Seçim günü yaklaştıkça hem iktidara, hem de muhalefete yakın olanlar, TV’lerde, gazetelerde, sosyal medya hesaplarında, özellikle sokaklarda inanılmaz bir saldırganlık, kirli bir dil ve mahalle ağzı üsluplar kullanıyorlar ki, akıl alacak gibi değil…
Bu tip insanlar, peşinden koştukları liderlere de, partilere de inanılmaz zarar verdiklerinin farkında bile değiller…
Aynı Allah’ın Kulu, aynı Peygamberin Ümmeti ve İslam Dininin mensubu insanların, eleştirme adına böyle bir dili kullanmalarını hiç, ama hiç tasvip etmiyorum.
xxx
Eleştiri olmalı mı?
Olmalı…
Özeleştiri yapılmalı mı?
Yapılmalı…
İnsanlar fikrini beyan etmeli mi?
Etmeli…
Yorum yapılmalı mı?
Elbette yapılmalı…
Ama, bunlar nasıl olmalı ya da nasıl yapılmalı?

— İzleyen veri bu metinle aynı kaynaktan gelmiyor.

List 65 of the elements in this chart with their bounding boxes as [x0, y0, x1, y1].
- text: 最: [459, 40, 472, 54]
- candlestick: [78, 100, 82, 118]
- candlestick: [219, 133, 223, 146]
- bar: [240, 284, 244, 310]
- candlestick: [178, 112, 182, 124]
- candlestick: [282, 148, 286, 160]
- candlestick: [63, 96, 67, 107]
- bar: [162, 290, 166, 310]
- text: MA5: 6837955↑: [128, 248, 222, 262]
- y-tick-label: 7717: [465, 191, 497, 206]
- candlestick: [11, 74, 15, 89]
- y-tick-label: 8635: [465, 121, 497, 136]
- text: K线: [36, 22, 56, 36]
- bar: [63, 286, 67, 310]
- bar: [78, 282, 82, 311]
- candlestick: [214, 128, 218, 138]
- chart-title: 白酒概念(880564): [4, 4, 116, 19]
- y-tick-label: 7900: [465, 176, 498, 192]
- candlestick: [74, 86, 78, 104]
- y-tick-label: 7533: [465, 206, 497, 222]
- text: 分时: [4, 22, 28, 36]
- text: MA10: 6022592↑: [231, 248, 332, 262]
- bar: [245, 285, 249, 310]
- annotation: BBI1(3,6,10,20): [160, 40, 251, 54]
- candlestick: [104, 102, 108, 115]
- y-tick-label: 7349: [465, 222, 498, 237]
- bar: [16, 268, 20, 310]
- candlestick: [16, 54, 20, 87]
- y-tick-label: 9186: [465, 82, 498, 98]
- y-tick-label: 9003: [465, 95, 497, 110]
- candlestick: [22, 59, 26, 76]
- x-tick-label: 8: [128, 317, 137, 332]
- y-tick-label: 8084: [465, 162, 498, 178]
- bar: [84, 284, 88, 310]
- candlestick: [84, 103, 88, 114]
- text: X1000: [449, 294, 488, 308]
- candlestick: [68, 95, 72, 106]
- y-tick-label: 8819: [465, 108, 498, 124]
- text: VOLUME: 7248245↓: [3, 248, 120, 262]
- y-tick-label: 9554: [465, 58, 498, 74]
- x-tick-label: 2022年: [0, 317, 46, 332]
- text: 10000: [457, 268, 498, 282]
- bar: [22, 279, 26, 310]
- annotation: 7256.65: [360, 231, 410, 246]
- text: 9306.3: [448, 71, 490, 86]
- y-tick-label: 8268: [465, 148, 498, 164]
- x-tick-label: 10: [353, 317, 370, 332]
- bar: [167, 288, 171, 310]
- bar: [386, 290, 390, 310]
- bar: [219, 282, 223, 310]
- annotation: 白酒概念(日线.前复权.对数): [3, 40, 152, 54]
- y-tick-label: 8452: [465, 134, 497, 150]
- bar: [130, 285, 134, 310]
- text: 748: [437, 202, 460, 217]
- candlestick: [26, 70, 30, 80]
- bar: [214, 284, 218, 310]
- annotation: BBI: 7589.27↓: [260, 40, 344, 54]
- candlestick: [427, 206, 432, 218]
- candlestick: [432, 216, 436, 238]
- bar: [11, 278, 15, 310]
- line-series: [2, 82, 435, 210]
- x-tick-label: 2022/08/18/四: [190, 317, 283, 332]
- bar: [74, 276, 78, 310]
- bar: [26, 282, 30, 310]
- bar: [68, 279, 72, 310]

Hakaret, küfür, bel altı vurmadan olmalı ve yapılmalı.
xxx
Benim inandığım bir liderim, belirli bir ideolojim, dolayısıyla da, ideolojimle aynı çizgide olan bir partim olabilir, bunda bir sakınca var mı?
Olamaz, çünkü bu benim en demokratik ve en Anayasal hakkım…
Kişisel konumumu ya da düşüncemi ifade etmek için, kirli ve acı bir dil kullanmayı kendime yakıştıramam…
Siyasetçi değil, gazeteciyim…
Ve sokaklardayım…
Bugünlerde nereye giderseniz gidin yaklaşan seçim konuşuluyor…
Konuşulmalı da…
Hem ülkenin hem de insanların geleceği için önemli…
Ama, herkes haddini bilerek ve üslubuna da dikkat ederek konuşmalı…
Zehir akıtarak değil, tatlı bir dille meramımızı anlatabiliriz…
O kadar zor değil güzel bir dille konuşmak.
xxx
Vakit, herkesin aklını başına alma vaktidir…
Ülkemize, milletimize, inancımıza zarar verecek söylemleri bir an önce terk etmeliyiz…
Bu gidiş güzel bir gidiş değil…
İki yanlıştan bir doğru çıkmaz…
“Tencere dibin kara, benimki sende kara” bakış açısı bizlere doğruyu göstermez…
Daha anlaşılabilir bir örnek vermek gerekirse, “eğri cetvelden, doğru çizgi çıkmaz” ata sözünü kulaklarımıza küpe etmeliyiz…
Bu ülkenin dostları olduğu gibi, düşmanları da var ve bu düşmanların ellerini ovuşturmalarına izin vermemeliyiz…
Tuz kokmasın…
İnşallah 15 Mayıs sabahı çok güzel bir Türkiye’ye uyanır, dostluğun, kardeşliğin, el ele vermenin hazzını yaşarız.
xxx
Bu yazıyı neden mi yazdım?
Sokaklara çıkıyor, kalabalıklara karışıyor, zaman zaman da şu partiden veya bu partiden siyasilerle selamlaşıyoruz…
Selamlaşıyoruz da ne oluyor?
İnsanların yüzüne gülüyor, arkasından olmadık laflar ediyoruz…
Hem de en ağırından…
Kimseye iftira atmıyorum, dahası kulaklarımla duyduğum, gözlerimle gördüğüm için rahat rahat yazıyorum…
Bazılarının ağzından salyalar saçılıyor, dillerinin ayarı kalmamış, ağızlardan söz yerine adeta lağım akıyor…
Kullandıkları dil, bir diğerini itham etmekle, kötülemekle kalmıyor, manevi değerlere de dil uzatıyorlar.
xxx
Bu şehirde başkanlık yapmış, milletvekilliği yapmış, bu seçimlerde de AK Parti’nin 1. Sıraya yerleştirdiği “Tahir Akyürek’i savunduk” diye sosyal medyada ve bire bir görüşmelerde yemediğimiz zılgıt kalmadı!
Olacak şey değil…
Varsa yoksa, sen ben kavgası…
“Allah akıl, fikir, izan, vicdan, basiret, feraset versin” demekten başka ne diyebilirim ki.